Sur quelles recherches capitaliserez-vous pour évaluer l’organisation de la plateforme Auragen ?
VA : Nous nous inspirerons du projet e-SIS, auquel nous avons participé pour évaluer l’impact des technologies de l’information et de la communication en cancérologie. Ce projet s’inscrivait dans le programme de recherche sur la performance du système des soins (PREPS) du ministère de la Santé. Nous avons proposé des méthodes de modélisation des différents processus, informatisés et non-informatisés, pour comparer l’efficacité des deux. Cela nous a permis d’évaluer de façon quantitative l’apport de systèmes informatiques dans les cabinets des oncologues.

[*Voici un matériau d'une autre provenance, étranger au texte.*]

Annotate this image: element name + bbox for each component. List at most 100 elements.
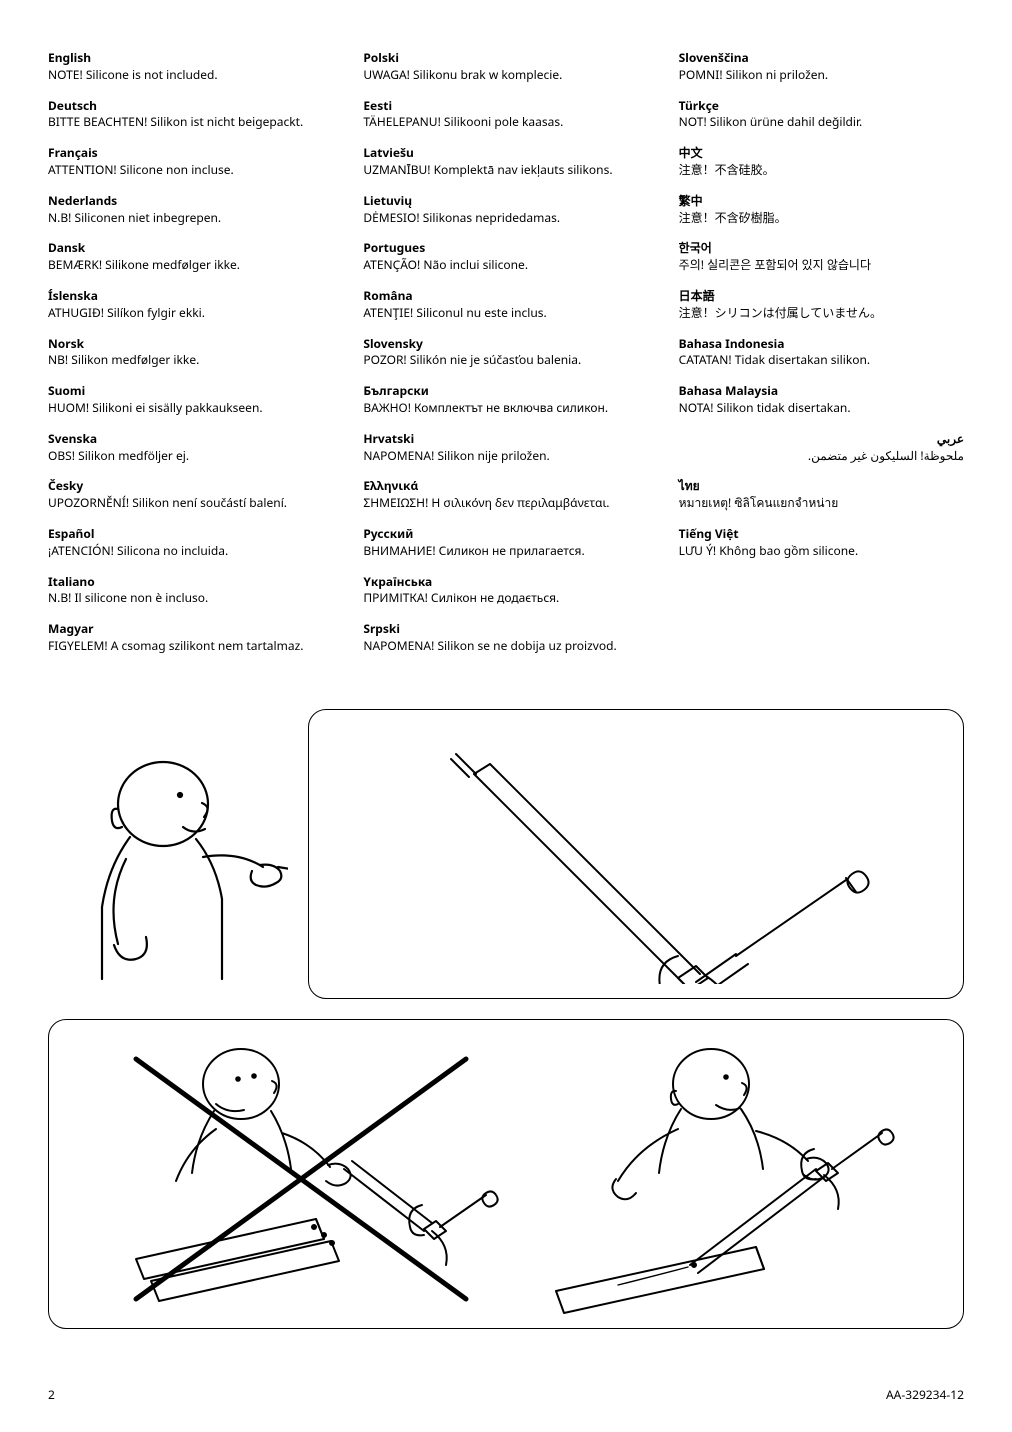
language-entry: FrançaisATTENTION! Silicone non incluse. [48, 145, 333, 179]
language-text: BEMÆRK! Silikone medfølger ikke. [48, 257, 333, 274]
install-contrast-box [48, 1019, 964, 1329]
caulk-gun-box [308, 709, 964, 999]
language-entry: SuomiHUOM! Silikoni ei sisälly pakkaukse… [48, 383, 333, 417]
language-name: 繁中 [679, 193, 964, 210]
language-text: ВНИМАНИЕ! Силикон не прилагается. [363, 543, 648, 560]
language-entry: YкраїнськаПРИМІТКА! Силікон не додається… [363, 574, 648, 608]
language-text: 注意！シリコンは付属していません。 [679, 305, 964, 322]
language-entry: 한국어주의! 실리콘은 포함되어 있지 않습니다 [679, 240, 964, 274]
language-name: ไทย [679, 478, 964, 495]
language-text: ATENŢIE! Siliconul nu este inclus. [363, 305, 648, 322]
language-entry: Bahasa MalaysiaNOTA! Silikon tidak diser… [679, 383, 964, 417]
language-name: Lietuvių [363, 193, 648, 210]
language-text: 注意！不含矽樹脂。 [679, 210, 964, 227]
language-name: Italiano [48, 574, 333, 591]
language-name: Ελληνικά [363, 478, 648, 495]
language-entry: SvenskaOBS! Silikon medföljer ej. [48, 431, 333, 465]
language-text: DĖMESIO! Silikonas nepridedamas. [363, 210, 648, 227]
language-text: BITTE BEACHTEN! Silikon ist nicht beigep… [48, 114, 333, 131]
illustration-row-1 [48, 709, 964, 999]
language-entry: ΕλληνικάΣΗΜΕΙΩΣΗ! Η σιλικόνη δεν περιλαμ… [363, 478, 648, 512]
language-name: Tiếng Việt [679, 526, 964, 543]
language-name: Eesti [363, 98, 648, 115]
language-entry: 繁中注意！不含矽樹脂。 [679, 193, 964, 227]
language-text: HUOM! Silikoni ei sisälly pakkaukseen. [48, 400, 333, 417]
language-name: Srpski [363, 621, 648, 638]
illustration-row-2 [48, 1019, 964, 1329]
language-entry: 日本語注意！シリコンは付属していません。 [679, 288, 964, 322]
language-entry: LatviešuUZMANĪBU! Komplektā nav iekļauts… [363, 145, 648, 179]
language-text: NAPOMENA! Silikon se ne dobija uz proizv… [363, 638, 648, 655]
caulk-gun-icon [356, 724, 916, 984]
language-entry: Español¡ATENCIÓN! Silicona no incluida. [48, 526, 333, 560]
language-text: 注意！不含硅胶。 [679, 162, 964, 179]
language-name: Bahasa Indonesia [679, 336, 964, 353]
language-text: ATENÇÃO! Não inclui silicone. [363, 257, 648, 274]
language-name: Slovensky [363, 336, 648, 353]
language-text: NOTE! Silicone is not included. [48, 67, 333, 84]
language-entry: HrvatskiNAPOMENA! Silikon nije priložen. [363, 431, 648, 465]
language-entry: Bahasa IndonesiaCATATAN! Tidak disertaka… [679, 336, 964, 370]
language-name: Česky [48, 478, 333, 495]
language-entry: EnglishNOTE! Silicone is not included. [48, 50, 333, 84]
language-entry: DeutschBITTE BEACHTEN! Silikon ist nicht… [48, 98, 333, 132]
language-text: N.B! Il silicone non è incluso. [48, 590, 333, 607]
language-name: عربي [679, 431, 964, 448]
language-text: ВАЖНО! Комплектът не включва силикон. [363, 400, 648, 417]
language-name: English [48, 50, 333, 67]
language-entry: SlovenskyPOZOR! Silikón nie je súčasťou … [363, 336, 648, 370]
language-entry: PortuguesATENÇÃO! Não inclui silicone. [363, 240, 648, 274]
document-id: AA-329234-12 [886, 1387, 964, 1404]
language-entry: RomânaATENŢIE! Siliconul nu este inclus. [363, 288, 648, 322]
page-number: 2 [48, 1387, 55, 1404]
language-name: Dansk [48, 240, 333, 257]
language-entry: LietuviųDĖMESIO! Silikonas nepridedamas. [363, 193, 648, 227]
install-contrast-icon [66, 1029, 946, 1319]
language-text: NOTA! Silikon tidak disertakan. [679, 400, 964, 417]
language-text: ATHUGIÐ! Silíkon fylgir ekki. [48, 305, 333, 322]
language-name: Polski [363, 50, 648, 67]
language-entry: БългарскиВАЖНО! Комплектът не включва си… [363, 383, 648, 417]
language-entry: РусскийВНИМАНИЕ! Силикон не прилагается. [363, 526, 648, 560]
language-text: TÄHELEPANU! Silikooni pole kaasas. [363, 114, 648, 131]
language-text: NB! Silikon medfølger ikke. [48, 352, 333, 369]
language-text: ¡ATENCIÓN! Silicona no incluida. [48, 543, 333, 560]
language-name: Nederlands [48, 193, 333, 210]
illustrations [48, 709, 964, 1329]
language-name: Español [48, 526, 333, 543]
language-name: Norsk [48, 336, 333, 353]
language-text: POMNI! Silikon ni priložen. [679, 67, 964, 84]
language-entry: DanskBEMÆRK! Silikone medfølger ikke. [48, 240, 333, 274]
language-name: Íslenska [48, 288, 333, 305]
language-name: 한국어 [679, 240, 964, 257]
language-name: Bahasa Malaysia [679, 383, 964, 400]
language-name: 中文 [679, 145, 964, 162]
figure-person-pointing [48, 709, 308, 999]
language-entry: عربيملحوظة! السليكون غير متضمن. [679, 431, 964, 465]
language-name: Româna [363, 288, 648, 305]
language-columns: EnglishNOTE! Silicone is not included. De… [48, 50, 964, 669]
language-entry: SrpskiNAPOMENA! Silikon se ne dobija uz … [363, 621, 648, 655]
language-text: ملحوظة! السليكون غير متضمن. [679, 448, 964, 465]
language-entry: ItalianoN.B! Il silicone non è incluso. [48, 574, 333, 608]
language-name: Hrvatski [363, 431, 648, 448]
language-entry: PolskiUWAGA! Silikonu brak w komplecie. [363, 50, 648, 84]
language-name: Portugues [363, 240, 648, 257]
language-name: Svenska [48, 431, 333, 448]
language-entry: SlovenščinaPOMNI! Silikon ni priložen. [679, 50, 964, 84]
language-entry: EestiTÄHELEPANU! Silikooni pole kaasas. [363, 98, 648, 132]
language-name: Suomi [48, 383, 333, 400]
language-text: UWAGA! Silikonu brak w komplecie. [363, 67, 648, 84]
language-entry: NederlandsN.B! Siliconen niet inbegrepen… [48, 193, 333, 227]
language-text: LƯU Ý! Không bao gồm silicone. [679, 543, 964, 560]
page-footer: 2 AA-329234-12 [48, 1387, 964, 1404]
language-text: ПРИМІТКА! Силікон не додається. [363, 590, 648, 607]
language-text: N.B! Siliconen niet inbegrepen. [48, 210, 333, 227]
language-text: OBS! Silikon medföljer ej. [48, 448, 333, 465]
language-text: NOT! Silikon ürüne dahil değildir. [679, 114, 964, 131]
column-3: SlovenščinaPOMNI! Silikon ni priložen.Tü… [679, 50, 964, 669]
language-name: Русский [363, 526, 648, 543]
language-text: UPOZORNĚNÍ! Silikon není součástí balení… [48, 495, 333, 512]
language-name: Magyar [48, 621, 333, 638]
language-text: 주의! 실리콘은 포함되어 있지 않습니다 [679, 257, 964, 274]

Quels sont les challenges qui se posent à vous pour l’évaluation d’une plateforme de séquençage ?
VA : Le premier challenge est d’essayer de dimensionner et de modéliser un mode de soin qui n’existe pas encore. Nous allons devoir discuter avec les oncologues et avec des chercheurs en génomique pour savoir à quel moment intégrer les technologies de séquençage dans le parcours de soin. Ensuite se pose la question de l’évaluation en elle-même. Nous avons une idée générale du coût des appareils et des opérations de séquençage. Mais cela entraîne également de nouveaux modes de prise en charge des patients auxquels il va falloir donner un coût. Et enfin, il nous faudra penser l’optimisation de tout ce qui se passe autour du séquençage en lui-même. Toutes les activités de bio-informatique permettant l’analyse des données, ou encore les canaux de transmission des échantillons ne devront pas être ralentis.
Quelles sont les échéances pour le projet Auragen ?
VA : Pour notre part, nous interviendrons durant les trois premières années du projet sur la mission d’évaluation. La durée totale du projet est de 60 mois. À la fin de cette échéance, nous devrons avoir une plateforme qui fonctionne, ouverte à tous, dont la valeur ajoutée est déterminée et quantifiée. Mais avant cela, la première échéance viendra en 2019, où nous devrons déjà être capables de soutenir un rythme de 18 000 échantillons séquencés par an.